Since the modern Laboratory o Molecular Biology was constituted as the "Unit for Research on the Molecular Structure of Biological Systems'" in 1947, nine Nobel prizes have been awarded to scientists working there. Its most recent laureate, Venki Ramakrishnan, shared the 2009 chemistry prize with Tom Steitz from the US and Ada Yonath from Israel for determining the first atomic resolution structure of the ribosome. Israel Sanchez from Ramakrishnan's lab at the LMB gave a presentation on the mechanism by which stop codons, which give the signal to terminate protein synthesis, are decoded on the ribosome. This process, which occurs when one of the stop codons (UAA, UAG and UGA in the standard genetic code) binds to the ribosomal A site, is still less well understood than the process through which "sense" codons are decoded into amino acids. Sanchez and his colleagues are studying the structure and function of ribosomes bound to modified RNA in which the uridine in the first position of a stop codon has been substituted by pseudo-uridine. They have discovered that the decoding centre of the ribosome is more flexible than they had originally thought, an insight that may help the understanding of the termination of protein synthesis further.
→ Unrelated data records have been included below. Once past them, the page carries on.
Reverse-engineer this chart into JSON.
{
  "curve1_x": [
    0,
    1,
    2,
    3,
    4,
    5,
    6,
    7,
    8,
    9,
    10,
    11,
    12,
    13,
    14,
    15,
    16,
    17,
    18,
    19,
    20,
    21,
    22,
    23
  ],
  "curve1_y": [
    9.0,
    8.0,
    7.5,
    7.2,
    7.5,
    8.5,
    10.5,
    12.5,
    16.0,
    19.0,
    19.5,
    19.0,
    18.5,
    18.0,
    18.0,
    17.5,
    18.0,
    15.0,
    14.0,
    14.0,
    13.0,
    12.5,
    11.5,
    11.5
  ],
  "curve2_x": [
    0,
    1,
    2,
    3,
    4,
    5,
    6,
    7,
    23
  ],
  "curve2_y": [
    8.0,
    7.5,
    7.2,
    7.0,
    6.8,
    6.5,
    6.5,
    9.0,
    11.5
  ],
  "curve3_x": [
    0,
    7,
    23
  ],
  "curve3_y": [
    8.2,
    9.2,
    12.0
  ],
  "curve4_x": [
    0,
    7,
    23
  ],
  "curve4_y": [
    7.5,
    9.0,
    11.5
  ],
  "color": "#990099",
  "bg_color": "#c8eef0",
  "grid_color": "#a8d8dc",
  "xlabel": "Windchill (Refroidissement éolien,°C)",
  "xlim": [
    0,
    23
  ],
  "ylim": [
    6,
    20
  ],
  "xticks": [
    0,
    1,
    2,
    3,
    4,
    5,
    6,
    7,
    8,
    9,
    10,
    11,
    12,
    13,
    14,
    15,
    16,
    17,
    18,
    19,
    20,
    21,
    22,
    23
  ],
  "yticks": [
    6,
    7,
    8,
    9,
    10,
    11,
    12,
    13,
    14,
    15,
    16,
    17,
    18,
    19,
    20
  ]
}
The final speaker was Birkbeck's own Cara Vaughan. She discussed some of her recent research using a combination of X-ray crystallography and electron microscopy to decipher the assembly of the kinetochore. This is a structure that forms in eukaryotic cells during cell division and that links the dividing chromosome to the mitotic spindle. Vaughan's research concerns a protein called Hsp90 that activates many signalling proteins. This protein is a member of a class of proteins termed the chaperones, which are generically involved in the folding, unfolding and activation of other proteins. Vaughan and her co-workers have solved the structure of two interacting proteins found in yeast, Sgt1 and Skp1, which togethe3r seem to hold Hsp90 in an open conformation that enables other kinetochore proteins to bind.

Image of a dividing eukaryotic cell. The chromosomes are shown in blue, the microtubules of the mitotic spindle in green, and the kinetochores in pink. Image from Wikimedia Commons.

The annual Winter Meeting is the most high profile event organised by the Biological Structures Group of BCA. The association as a whole organises many other events, including, this year, the annual European Crystallographic Meeting. ECM 28 will be held at the University of Warwick from 25-29 August 2013; it will provide an opportunity for British and European crystallographers to celebrate the origin of their science with the discovery of X-ray diffraction by father and son William Henry and William Lawrence Bragg, almost exactly a hundred years ago.